«It’s the economy, stupid!». La frase iconica coniata da James Carville, lo stratega elettorale di Bill Clinton nella campagna del 1992, torna oggi più attuale che mai. E, a forza di sconfitte, sembra essere la lezione che Donald Trump — il presidente che avrebbe dovuto occuparsi meno di geopolitica e più dei problemi quotidiani degli americani — sta iniziando a imparare. Un presidente che invece di concentrarsi sul costo della vita o sui salari stagnanti, passa le giornate tra improbabili mediazioni internazionali, bordate contro gli alleati e improbabili lezioni di geografia russa ai media. E sul fronte interno? O tace, o non trova il tempo.

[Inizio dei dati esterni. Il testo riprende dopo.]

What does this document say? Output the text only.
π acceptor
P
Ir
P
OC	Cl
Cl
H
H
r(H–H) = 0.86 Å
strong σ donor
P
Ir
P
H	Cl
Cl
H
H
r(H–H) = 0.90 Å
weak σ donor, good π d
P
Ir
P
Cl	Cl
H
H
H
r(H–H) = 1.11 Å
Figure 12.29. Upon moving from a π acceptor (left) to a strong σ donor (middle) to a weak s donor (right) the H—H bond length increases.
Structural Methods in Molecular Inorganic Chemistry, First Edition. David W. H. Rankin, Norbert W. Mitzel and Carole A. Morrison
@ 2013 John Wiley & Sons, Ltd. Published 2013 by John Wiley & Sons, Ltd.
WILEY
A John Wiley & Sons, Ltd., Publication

I risultati si vedono. Da quando è tornato alla Casa Bianca, i repubblicani hanno incassato una serie di sconfitte: hanno perso la Virginia, il New Jersey (già democratico), e poi città simbolo come New York, Pittsburgh, Seattle, Santa Fé e, forse la più bruciante, Miami. La città repubblicana dal 1997 è passata a una candidata democratica, Eileen Higgins, che ha sconfitto lo sfidante appoggiato personalmente da Trump e dal governatore DeSantis.
I sondaggi registrano un malessere crescente per l’aumento del costo della vita — in buona parte legato ai sovrapprezzi generati dai dazi sulle merci straniere — e per la stagnazione del mercato del lavoro. Secondo l’ultima rilevazione Reuters-Ipsos, gli elettori statunitensi guardano con favore a politiche di accessibilità economica, aumento del salario minimo, controllo degli affitti e nuovi sussidi: temi che fino a ieri venivano etichettati come “progressisti”, ma che oggi raccolgono un consenso trasversale.

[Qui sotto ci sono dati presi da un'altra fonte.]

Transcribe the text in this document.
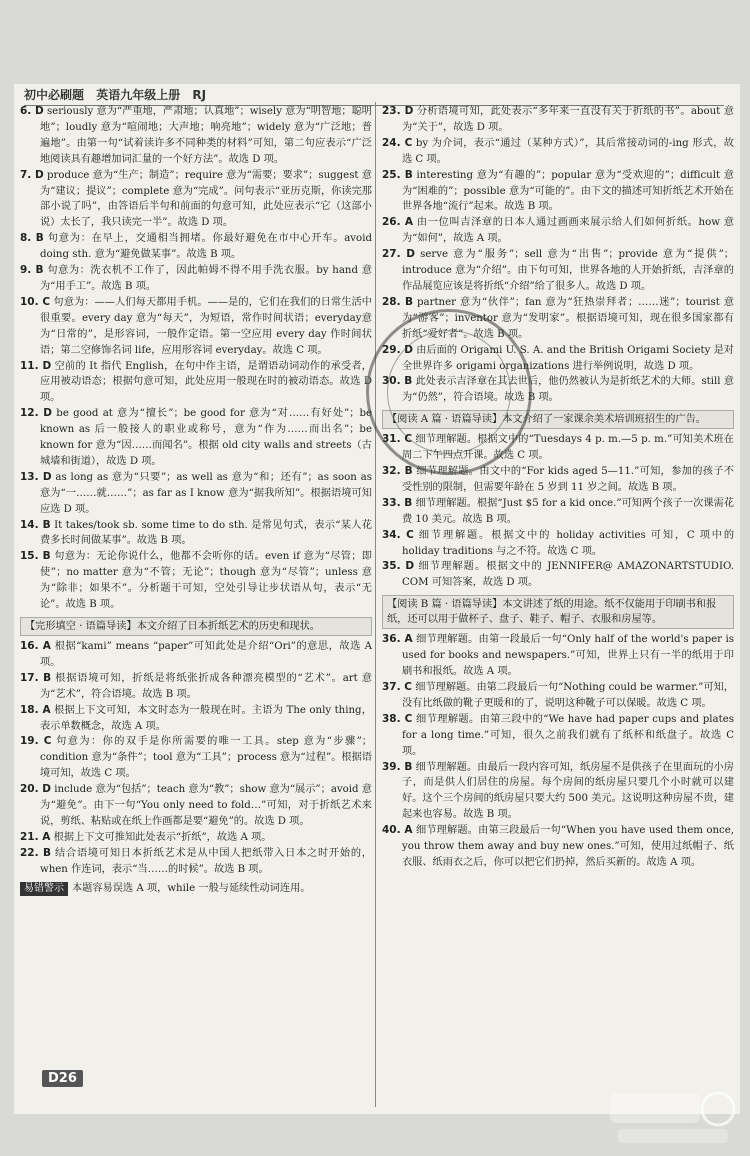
初中必刷题 英语九年级上册 RJ

6. D seriously 意为“严重地，严肃地；认真地”；wisely 意为“明智地；聪明地”；loudly 意为“喧闹地；大声地；响亮地”；widely 意为“广泛地；普遍地”。由第一句“试着读许多不同种类的材料”可知，第二句应表示“广泛地阅读具有趣增加词汇量的一个好方法”。故选 D 项。

7. D produce 意为“生产；制造”；require 意为“需要；要求”；suggest 意为“建议；提议”；complete 意为“完成”。问句表示“亚历克斯，你读完那部小说了吗”，由答语后半句和前面的句意可知，此处应表示“它（这部小说）太长了，我只读完一半”。故选 D 项。

8. B 句意为：在早上，交通相当拥堵。你最好避免在市中心开车。avoid doing sth. 意为“避免做某事”。故选 B 项。

9. B 句意为：洗衣机不工作了，因此帕姆不得不用手洗衣服。by hand 意为“用手工”。故选 B 项。

10. C 句意为：——人们每天都用手机。——是的，它们在我们的日常生活中很重要。every day 意为“每天”，为短语，常作时间状语；everyday意为“日常的”，是形容词，一般作定语。第一空应用 every day 作时间状语；第二空修饰名词 life，应用形容词 everyday。故选 C 项。

11. D 空前的 It 指代 English，在句中作主语，是谓语动词动作的承受者，应用被动语态；根据句意可知，此处应用一般现在时的被动语态。故选 D 项。

12. D be good at 意为“擅长”；be good for 意为“对……有好处”；be known as 后一般接人的职业或称号，意为“作为……而出名”；be known for 意为“因……而闻名”。根据 old city walls and streets（古城墙和街道），故选 D 项。

13. D as long as 意为“只要”；as well as 意为“和；还有”；as soon as 意为“一……就……”；as far as I know 意为“据我所知”。根据语境可知应选 D 项。

14. B It takes/took sb. some time to do sth. 是常见句式，表示“某人花费多长时间做某事”。故选 B 项。

15. B 句意为：无论你说什么，他都不会听你的话。even if 意为“尽管；即使”；no matter 意为“不管；无论”；though 意为“尽管”；unless 意为“除非；如果不”。分析题干可知，空处引导让步状语从句，表示“无论”。故选 B 项。

【完形填空 · 语篇导读】本文介绍了日本折纸艺术的历史和现状。

16. A 根据“kami” means “paper”可知此处是介绍“Ori”的意思，故选 A 项。

17. B 根据语境可知，折纸是将纸张折成各种漂亮模型的“艺术”。art 意为“艺术”，符合语境。故选 B 项。

18. A 根据上下文可知，本文时态为一般现在时。主语为 The only thing，表示单数概念，故选 A 项。

19. C 句意为：你的双手是你所需要的唯一工具。step 意为“步骤”；condition 意为“条件”；tool 意为“工具”；process 意为“过程”。根据语境可知，故选 C 项。

20. D include 意为“包括”；teach 意为“教”；show 意为“展示”；avoid 意为“避免”。由下一句“You only need to fold…”可知，对于折纸艺术来说，剪纸、粘贴或在纸上作画都是要“避免”的。故选 D 项。

21. A 根据上下文可推知此处表示“折纸”，故选 A 项。

22. B 结合语境可知日本折纸艺术是从中国人把纸带入日本之时开始的，when 作连词，表示“当……的时候”。故选 B 项。

易错警示 本题容易误选 A 项，while 一般与延续性动词连用。

23. D 分析语境可知，此处表示“多年来一直没有关于折纸的书”。about 意为“关于”，故选 D 项。

24. C by 为介词，表示“通过（某种方式）”，其后常接动词的-ing 形式，故选 C 项。

25. B interesting 意为“有趣的”；popular 意为“受欢迎的”；difficult 意为“困难的”；possible 意为“可能的”。由下文的描述可知折纸艺术开始在世界各地“流行”起来。故选 B 项。

26. A 由一位叫吉泽章的日本人通过画画来展示给人们如何折纸。how 意为“如何”，故选 A 项。

27. D serve 意为“服务”；sell 意为“出售”；provide 意为“提供”；introduce 意为“介绍”。由下句可知，世界各地的人开始折纸，吉泽章的作品展览应该是将折纸“介绍”给了很多人。故选 D 项。

28. B partner 意为“伙伴”；fan 意为“狂热崇拜者；……迷”；tourist 意为“游客”；inventor 意为“发明家”。根据语境可知，现在很多国家都有折纸“爱好者”。故选 B 项。

29. D 由后面的 Origami U. S. A. and the British Origami Society 是对全世界许多 origami organizations 进行举例说明，故选 D 项。

30. B 此处表示吉泽章在其去世后，他仍然被认为是折纸艺术的大师。still 意为“仍然”，符合语境。故选 B 项。

【阅读 A 篇 · 语篇导读】本文介绍了一家课余美术培训班招生的广告。

31. C 细节理解题。根据文中的“Tuesdays 4 p. m.—5 p. m.”可知美术班在周二下午四点开课。故选 C 项。

32. B 细节理解题。由文中的“For kids aged 5—11.”可知，参加的孩子不受性别的限制，但需要年龄在 5 岁到 11 岁之间。故选 B 项。

33. B 细节理解题。根据“Just $5 for a kid once.”可知两个孩子一次课需花费 10 美元。故选 B 项。

34. C 细节理解题。根据文中的 holiday activities 可知，C 项中的 holiday traditions 与之不符。故选 C 项。

35. D 细节理解题。根据文中的 JENNIFER@ AMAZONARTSTUDIO. COM 可知答案，故选 D 项。

【阅读 B 篇 · 语篇导读】本文讲述了纸的用途。纸不仅能用于印刷书和报纸，还可以用于做杯子、盘子、鞋子、帽子、衣服和房屋等。

36. A 细节理解题。由第一段最后一句“Only half of the world's paper is used for books and newspapers.”可知，世界上只有一半的纸用于印刷书和报纸。故选 A 项。

37. C 细节理解题。由第二段最后一句“Nothing could be warmer.”可知，没有比纸做的靴子更暖和的了，说明这种靴子可以保暖。故选 C 项。

38. C 细节理解题。由第三段中的“We have had paper cups and plates for a long time.”可知，很久之前我们就有了纸杯和纸盘子。故选 C 项。

39. B 细节理解题。由最后一段内容可知，纸房屋不是供孩子在里面玩的小房子，而是供人们居住的房屋。每个房间的纸房屋只要几个小时就可以建好。这个三个房间的纸房屋只要大约 500 美元。这说明这种房屋不贵，建起来也容易。故选 B 项。

40. A 细节理解题。由第三段最后一句“When you have used them once, you throw them away and buy new ones.”可知，使用过纸帽子、纸衣服、纸雨衣之后，你可以把它们扔掉，然后买新的。故选 A 项。

D26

Trump, invece, continua a produrre guerre commerciali, a inseguire un improbabile Nobel per la Pace e a impartire lezioni di storia europea e di geografia degli oceani. L’ultimo dato sulla sua approvazione è impietoso: 38%. Significa che il 14% dei suoi stessi elettori oggi si sente tradito.
Nonostante ciò, molti analisti — più cheerleader che osservatori — continuano a rilanciare il mantra secondo cui “i democratici sono allo sbando”. È il proverbiale dito scambiato per la luna. Perché, in qualunque contesto, i democratici vincono: sia presentando un “socialista” a New York, sia una candidata conservatrice in Virginia. E se nulla cambierà, nelle midterm il governo rischia seriamente di perdere la maggioranza in entrambe le Camere.

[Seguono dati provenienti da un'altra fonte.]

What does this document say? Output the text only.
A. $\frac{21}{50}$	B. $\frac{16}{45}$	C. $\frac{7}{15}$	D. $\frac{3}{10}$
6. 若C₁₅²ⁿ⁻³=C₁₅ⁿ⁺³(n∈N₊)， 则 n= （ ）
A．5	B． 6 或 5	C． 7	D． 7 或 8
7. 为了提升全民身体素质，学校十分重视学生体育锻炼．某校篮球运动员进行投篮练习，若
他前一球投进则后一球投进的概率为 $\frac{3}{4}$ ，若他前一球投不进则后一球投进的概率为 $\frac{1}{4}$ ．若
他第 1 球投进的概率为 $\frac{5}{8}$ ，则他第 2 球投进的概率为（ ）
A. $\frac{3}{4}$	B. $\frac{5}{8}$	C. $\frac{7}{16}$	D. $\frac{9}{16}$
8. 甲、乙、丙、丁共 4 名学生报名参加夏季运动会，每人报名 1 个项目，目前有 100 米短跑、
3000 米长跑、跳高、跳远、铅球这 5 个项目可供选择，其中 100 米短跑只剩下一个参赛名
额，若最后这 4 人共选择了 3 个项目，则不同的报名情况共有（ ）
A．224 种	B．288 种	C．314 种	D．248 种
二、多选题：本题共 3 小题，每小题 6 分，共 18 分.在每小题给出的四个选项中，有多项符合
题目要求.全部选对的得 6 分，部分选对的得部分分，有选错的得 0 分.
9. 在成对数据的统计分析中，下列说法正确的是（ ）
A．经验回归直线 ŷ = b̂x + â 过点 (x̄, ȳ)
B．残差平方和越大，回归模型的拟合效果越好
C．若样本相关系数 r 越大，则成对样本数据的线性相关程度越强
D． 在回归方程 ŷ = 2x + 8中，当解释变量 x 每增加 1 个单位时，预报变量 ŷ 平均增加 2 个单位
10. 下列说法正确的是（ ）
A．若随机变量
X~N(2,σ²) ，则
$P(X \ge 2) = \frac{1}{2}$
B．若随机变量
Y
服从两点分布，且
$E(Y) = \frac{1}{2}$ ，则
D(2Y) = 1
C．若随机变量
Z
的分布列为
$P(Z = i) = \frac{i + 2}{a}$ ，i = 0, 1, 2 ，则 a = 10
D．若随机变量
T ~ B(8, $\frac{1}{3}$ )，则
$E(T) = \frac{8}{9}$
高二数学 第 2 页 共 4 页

Resta da capire quali potrebbero essere le conseguenze per la democrazia del grande paese di un Trump furioso di fronte a un simile scenario. E, soprattutto, come i democratici lavoreranno per il 2028, quando sulla scheda non ci sarà più il nome di Trump. Sono questi i veri nodi da analizzare per comprendere cosa accade nel mondo reale, provando a uscire dal circo mediatico autoreferenziale.